Why do I seem to perceive Larry Hagman kind of drifting into Larry Linville there?

Yeah, it got four of the five right, but couldn’t do dodecahedron even after after asking it to redraw it four times (the other four it got right on the first try.)

ETA: It finally got it right when I just asked it for a photorealistic dodecahedron, but when I asked for all five in one image, it got all except that one right.

I’m amused by all the stuff we’re nitpicking (in a good way). I remember c. 2020 there was an early AI landscape generator that was making some buzz, but even fenced in with those contraints, it couldn’t do simple stuff like: make me a landscape with mountains, river, a forest and a sunset with any degree of reliability. Now, stuff like that is just taken for granted.

On a similar note, ChatGPT 4o is the first AI I’ve found to be able to do a reasonable Rubik’s Cube:

Just went back in and tried an even simpler request for the platonic solids, and instead of calling its new image generator, it decided to try python instead. Still didn’t go well:

For the uber nerdy, here’s the code it generated for that:

Summary
import matplotlib.pyplot as plt
from mpl_toolkits.mplot3d.art3d import Poly3DCollection
import numpy as np

# Helper function to draw a platonic solid
def draw_solid(ax, vertices, faces, title):
    ax.set_title(title)
    ax.add_collection3d(Poly3DCollection([vertices[face] for face in faces], edgecolor='k', alpha=0.6))
    ax.scatter(vertices[:, 0], vertices[:, 1], vertices[:, 2], color='r')
    ax.set_box_aspect([1,1,1])
    ax.axis('off')

fig = plt.figure(figsize=(15, 10))

# Tetrahedron
tetra_vertices = np.array([
    [1, 1, 1], [-1, -1, 1], [-1, 1, -1], [1, -1, -1]
])
tetra_faces = [[0, 1, 2], [0, 1, 3], [0, 2, 3], [1, 2, 3]]

# Cube
cube_vertices = np.array([
    [-1, -1, -1], [1, -1, -1], [1, 1, -1], [-1, 1, -1],
    [-1, -1, 1], [1, -1, 1], [1, 1, 1], [-1, 1, 1]
])
cube_faces = [[0, 1, 2, 3], [4, 5, 6, 7],
              [0, 1, 5, 4], [2, 3, 7, 6],
              [1, 2, 6, 5], [4, 7, 3, 0]]

# Octahedron
oct_vertices = np.array([
    [1, 0, 0], [-1, 0, 0],
    [0, 1, 0], [0, -1, 0],
    [0, 0, 1], [0, 0, -1]
])
oct_faces = [[0, 2, 4], [2, 1, 4], [1, 3, 4], [3, 0, 4],
             [0, 2, 5], [2, 1, 5], [1, 3, 5], [3, 0, 5]]

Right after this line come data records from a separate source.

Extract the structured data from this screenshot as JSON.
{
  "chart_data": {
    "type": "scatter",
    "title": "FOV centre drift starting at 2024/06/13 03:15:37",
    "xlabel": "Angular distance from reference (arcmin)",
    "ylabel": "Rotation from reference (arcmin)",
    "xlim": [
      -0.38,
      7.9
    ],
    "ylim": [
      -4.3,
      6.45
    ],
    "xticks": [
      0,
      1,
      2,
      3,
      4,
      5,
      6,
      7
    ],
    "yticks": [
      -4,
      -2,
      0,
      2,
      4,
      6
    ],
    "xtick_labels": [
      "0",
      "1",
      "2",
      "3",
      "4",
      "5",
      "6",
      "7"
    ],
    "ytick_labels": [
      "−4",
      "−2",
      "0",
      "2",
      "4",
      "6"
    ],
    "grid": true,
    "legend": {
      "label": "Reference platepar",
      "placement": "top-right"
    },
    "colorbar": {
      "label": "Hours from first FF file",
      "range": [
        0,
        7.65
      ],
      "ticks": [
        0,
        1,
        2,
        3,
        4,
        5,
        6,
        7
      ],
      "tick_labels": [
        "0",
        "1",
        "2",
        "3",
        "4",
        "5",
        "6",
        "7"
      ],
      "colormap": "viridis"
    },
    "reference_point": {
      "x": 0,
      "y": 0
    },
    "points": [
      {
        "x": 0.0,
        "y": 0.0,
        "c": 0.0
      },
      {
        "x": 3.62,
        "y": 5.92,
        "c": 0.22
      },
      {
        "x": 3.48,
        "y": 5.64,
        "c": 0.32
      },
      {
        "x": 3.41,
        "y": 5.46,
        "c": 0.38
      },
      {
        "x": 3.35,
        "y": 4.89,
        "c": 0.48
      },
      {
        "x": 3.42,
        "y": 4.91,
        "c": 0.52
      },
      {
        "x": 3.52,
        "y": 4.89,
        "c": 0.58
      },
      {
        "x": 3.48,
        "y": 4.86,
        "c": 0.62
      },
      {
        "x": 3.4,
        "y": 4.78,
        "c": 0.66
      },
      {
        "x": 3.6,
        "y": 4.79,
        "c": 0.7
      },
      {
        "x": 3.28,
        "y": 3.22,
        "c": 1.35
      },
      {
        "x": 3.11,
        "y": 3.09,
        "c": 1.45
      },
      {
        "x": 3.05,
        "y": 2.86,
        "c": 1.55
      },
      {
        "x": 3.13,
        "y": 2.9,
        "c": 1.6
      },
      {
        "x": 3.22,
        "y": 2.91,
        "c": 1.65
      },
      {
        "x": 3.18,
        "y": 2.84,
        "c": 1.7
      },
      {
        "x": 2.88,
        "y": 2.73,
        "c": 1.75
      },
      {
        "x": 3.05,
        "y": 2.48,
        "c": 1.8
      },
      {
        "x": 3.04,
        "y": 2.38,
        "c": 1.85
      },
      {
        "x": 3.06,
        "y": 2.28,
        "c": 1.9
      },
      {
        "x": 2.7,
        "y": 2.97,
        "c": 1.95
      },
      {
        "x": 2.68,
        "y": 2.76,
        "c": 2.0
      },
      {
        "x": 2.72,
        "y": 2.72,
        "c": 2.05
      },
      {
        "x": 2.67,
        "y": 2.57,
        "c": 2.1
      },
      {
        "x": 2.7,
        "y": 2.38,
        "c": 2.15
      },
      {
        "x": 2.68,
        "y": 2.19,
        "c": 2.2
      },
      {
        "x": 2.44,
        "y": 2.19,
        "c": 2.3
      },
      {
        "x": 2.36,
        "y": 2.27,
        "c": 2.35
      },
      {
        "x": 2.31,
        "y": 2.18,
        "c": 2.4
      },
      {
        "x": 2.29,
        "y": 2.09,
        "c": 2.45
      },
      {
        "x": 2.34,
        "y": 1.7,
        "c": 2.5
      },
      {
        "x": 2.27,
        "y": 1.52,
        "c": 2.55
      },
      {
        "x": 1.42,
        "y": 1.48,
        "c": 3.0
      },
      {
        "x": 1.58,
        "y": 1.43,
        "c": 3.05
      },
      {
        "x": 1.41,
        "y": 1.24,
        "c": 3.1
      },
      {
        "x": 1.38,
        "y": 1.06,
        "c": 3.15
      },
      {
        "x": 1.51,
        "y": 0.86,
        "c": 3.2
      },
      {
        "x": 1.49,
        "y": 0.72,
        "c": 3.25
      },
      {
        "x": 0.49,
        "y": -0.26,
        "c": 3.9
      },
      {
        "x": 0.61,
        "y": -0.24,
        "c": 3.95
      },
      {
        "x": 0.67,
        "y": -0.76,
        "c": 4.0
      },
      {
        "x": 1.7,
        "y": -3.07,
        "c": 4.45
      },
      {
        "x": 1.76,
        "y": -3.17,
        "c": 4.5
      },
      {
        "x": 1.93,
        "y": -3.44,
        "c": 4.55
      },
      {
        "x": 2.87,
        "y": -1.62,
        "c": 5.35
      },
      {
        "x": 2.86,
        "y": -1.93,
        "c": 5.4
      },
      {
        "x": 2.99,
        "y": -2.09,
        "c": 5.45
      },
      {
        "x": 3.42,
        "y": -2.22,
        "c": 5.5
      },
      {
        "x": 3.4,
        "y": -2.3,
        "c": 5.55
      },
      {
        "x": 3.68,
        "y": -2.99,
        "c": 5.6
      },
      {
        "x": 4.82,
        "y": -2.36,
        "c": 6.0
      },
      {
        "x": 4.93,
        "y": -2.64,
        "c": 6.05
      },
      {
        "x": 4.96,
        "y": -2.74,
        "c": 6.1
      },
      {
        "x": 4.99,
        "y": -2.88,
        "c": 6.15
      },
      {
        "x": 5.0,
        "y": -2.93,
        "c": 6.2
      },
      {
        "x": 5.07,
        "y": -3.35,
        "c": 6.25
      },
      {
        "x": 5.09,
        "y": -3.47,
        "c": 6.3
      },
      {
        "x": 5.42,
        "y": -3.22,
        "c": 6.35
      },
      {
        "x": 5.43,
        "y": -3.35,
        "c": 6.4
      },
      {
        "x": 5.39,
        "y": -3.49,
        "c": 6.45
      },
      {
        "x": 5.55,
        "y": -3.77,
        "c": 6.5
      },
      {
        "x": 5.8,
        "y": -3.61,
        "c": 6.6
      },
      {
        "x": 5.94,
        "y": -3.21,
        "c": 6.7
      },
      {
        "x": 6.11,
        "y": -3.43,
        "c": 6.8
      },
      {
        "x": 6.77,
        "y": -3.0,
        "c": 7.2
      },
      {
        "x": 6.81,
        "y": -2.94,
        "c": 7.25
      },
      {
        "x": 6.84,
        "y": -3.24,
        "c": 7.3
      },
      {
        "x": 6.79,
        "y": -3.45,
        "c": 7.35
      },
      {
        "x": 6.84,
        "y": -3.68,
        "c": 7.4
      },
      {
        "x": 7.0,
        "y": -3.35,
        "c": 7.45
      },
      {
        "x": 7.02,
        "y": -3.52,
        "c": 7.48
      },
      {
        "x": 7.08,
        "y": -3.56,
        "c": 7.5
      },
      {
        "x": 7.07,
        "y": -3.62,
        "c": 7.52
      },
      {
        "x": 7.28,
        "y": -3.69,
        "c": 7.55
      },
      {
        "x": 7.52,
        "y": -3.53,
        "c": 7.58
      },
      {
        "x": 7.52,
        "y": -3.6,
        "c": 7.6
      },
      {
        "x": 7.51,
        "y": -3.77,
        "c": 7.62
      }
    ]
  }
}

# Dodecahedron (approximate coordinates)
phi = (1 + np.sqrt(5)) / 2
a, b = 1, 1 / phi
dodeca_vertices = np.array([
    [-a, -a, -a], [-a, -a, a], [-a, a, -a], [-a, a, a],
    [a, -a, -a], [a, -a, a], [a, a, -a], [a, a, a],
    [0, -b, -phi], [0, -b, phi], [0, b, -phi], [0, b, phi],
    [-b, -phi, 0], [-b, phi, 0], [b, -phi, 0], [b, phi, 0],
    [-phi, 0, -b], [phi, 0, -b], [-phi, 0, b], [phi, 0, b]
])
dodeca_faces = [
    [0, 8, 10, 2, 16], [0, 16, 18, 1, 12], [0, 12, 14, 4, 8],
    [1, 18, 6, 10, 8], [1, 8, 4, 5, 9], [1, 9, 11, 3, 13],
    [2, 10, 6, 17, 16], [3, 11, 7, 15, 13], [4, 14, 19, 5, 8],
    [5, 19, 7, 11, 9], [6, 18, 16, 17], [7, 19, 15, 13]
]

# Icosahedron
ico_vertices = np.array([
    [0, 1, phi], [0, -1, phi], [0, 1, -phi], [0, -1, -phi],
    [1, phi, 0], [-1, phi, 0], [1, -phi, 0], [-1, -phi, 0],
    [phi, 0, 1], [-phi, 0, 1], [phi, 0, -1], [-phi, 0, -1]
])
ico_faces = [
    [0, 1, 8], [0, 1, 9], [0, 4, 5], [0, 4, 8], [0, 5, 9],
    [1, 6, 7], [1, 6, 8], [1, 7, 9], [2, 3, 10], [2, 3, 11],
    [2, 4, 5], [2, 4, 10], [2, 5, 11], [3, 6, 7], [3, 6, 10],
    [3, 7, 11], [4, 8, 10], [5, 9, 11], [6, 8, 10], [7, 9, 11]
]

# Plot each solid
ax1 = fig.add_subplot(231, projection='3d')
draw_solid(ax1, tetra_vertices, tetra_faces, "Tetrahedron")

ax2 = fig.add_subplot(232, projection='3d')
draw_solid(ax2, cube_vertices, cube_faces, "Cube (Hexahedron)")

ax3 = fig.add_subplot(233, projection='3d')
draw_solid(ax3, oct_vertices, oct_faces, "Octahedron")

ax4 = fig.add_subplot(234, projection='3d')
draw_solid(ax4, dodeca_vertices, dodeca_faces, "Dodecahedron")

ax5 = fig.add_subplot(235, projection='3d')
draw_solid(ax5, ico_vertices, ico_faces, "Icosahedron")

plt.tight_layout()
plt.show()

Ehh, enough messing with the platonic solids for now. This all started when I asked for an image of the “Bit” character from Tron, and got the image in the lower right hand corner.

Have you tried doing Tron himself? I once did Robocop and Tron at a outdoor French cafe sharing a strand of spaghetti like Lady and the Tramp. It nailed Robocop, mostly failed Tron.